However, on the evening of the seventh day the stars in their courses said their word in the matter. Doubtless the behaviour of the astral bodies was the outcome of a formally expressed wish of the Society; at least it is well known that certain of its members carry weight in heaven. Whether Mrs. Catesby and the Vicar's Wife headed a deputation to Jupiter I am not in a position to affirm. Be that as it may, on the evening of the seventh day fate issued a decree against "the circus rider from Vienna" and all her household.

Let this fell occurrence be recorded with detail. Myself and co-partner in life's felicities had had a tolerable if somewhat fatiguing day with the Crackanthorpe Hounds. We had assisted at the destruction of a couple of fur-coated members of society who had done us no harm whatever; and having exchanged the soaked, muddy and generally uncomfortable habiliments of the chase for the garb of peace, had fared tête-à-tête—Joseph Jocelyn De Vere Vane-Anstruther regaling his friends at the Hall with the light of his countenance and his post-prandial skill at snooker—with sumptuous decency upon baked meats and the good red wine.

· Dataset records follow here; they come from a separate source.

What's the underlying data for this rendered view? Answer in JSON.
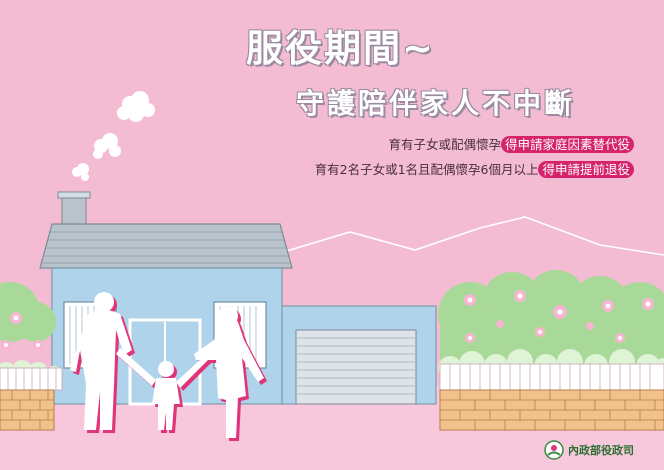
{
  "title": {
    "line1": "服役期間~",
    "line2": "守護陪伴家人不中斷"
  },
  "details": [
    {
      "prefix": "育有子女或配偶懷孕",
      "highlight": "得申請家庭因素替代役"
    },
    {
      "prefix": "育有2名子女或1名且配偶懷孕6個月以上",
      "highlight": "得申請提前退役"
    }
  ],
  "logo": {
    "text": "內政部役政司",
    "icon": "ministry-logo-icon"
  },
  "colors": {
    "background": "#f4bcd3",
    "highlight": "#d6246c",
    "house": "#aed3ea",
    "roof": "#b9c3cb",
    "bush": "#a9d998",
    "brick": "#f2c28c"
  }
}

We were in the most harmonious stage of all that this chequered existence has to offer; taking our ease in our inn while our nether limbs, whose stiffness was a not unpleasing reminiscence of the strenuous day we had spent in the saddle, toasted luxuriously before a good sea-coal fire; smoking the pipe of peace together, although this is by way of being a figure of speech, since Mrs. Arbuthnot affected a mild Turkish cigarette; comparing notes of our joint adventures by flood and field, with the natural and inevitable De Vere Vane-Anstruther note of condescension quite agreeably mitigated by one tiny liqueur glass of the 1820 brandy—a magic potion which ere now has caused the Magnificent Youth himself to abate a few feathers of his plumage. We were conducting an exhaustive inquiry into the respective merits of Pixie and Daydream, and I had been led with a charm that was irresistible into a concurrence with the sharer of my bliss that both were worth every penny of the price that had been paid for them, although I had not so much as thrown a leg over either of these quadrupeds of most distinguished ancestry.

"It is rather a lot to pay, but you can't call them dear, can you, because they do fetch such prices nowadays, don't they? And Laura is perfectly green with envy."

"I'm glad of that," said I, with undefeated optimism. "If her greenness approximates to the right shade it will match the Hunt collar. How green is she?"

"Funny old thing!" Mrs. Arbuthnot's beam was of childlike benignity. "She is not such a bad sort, really. Besides, plain people are always the nicest, aren't they, poor dears? Yes, Parkins, what is it?"

Parkins the peerless had entered the drawing-room after a discreet preliminary knock for which the circumstances really made no demand whatever. He had sidled up to his mistress, and in his mien natural reserve and a desire to dispense information were finely mingled.

"Beg pardon, ma'am, but have you seen the glare in the sky?"

"What sort of a glare, Parkins?" A lazy voice emerged from the seventh heaven of the hedonist. "Do you mean it's a what-do-you-call-it? A planet I suppose you mean, Parkins?"

"It can hardly be a comet, ma'am," said Parkins, with his most encyclopaedic air. "It is so bright and so fixed, and it seems to be getting larger."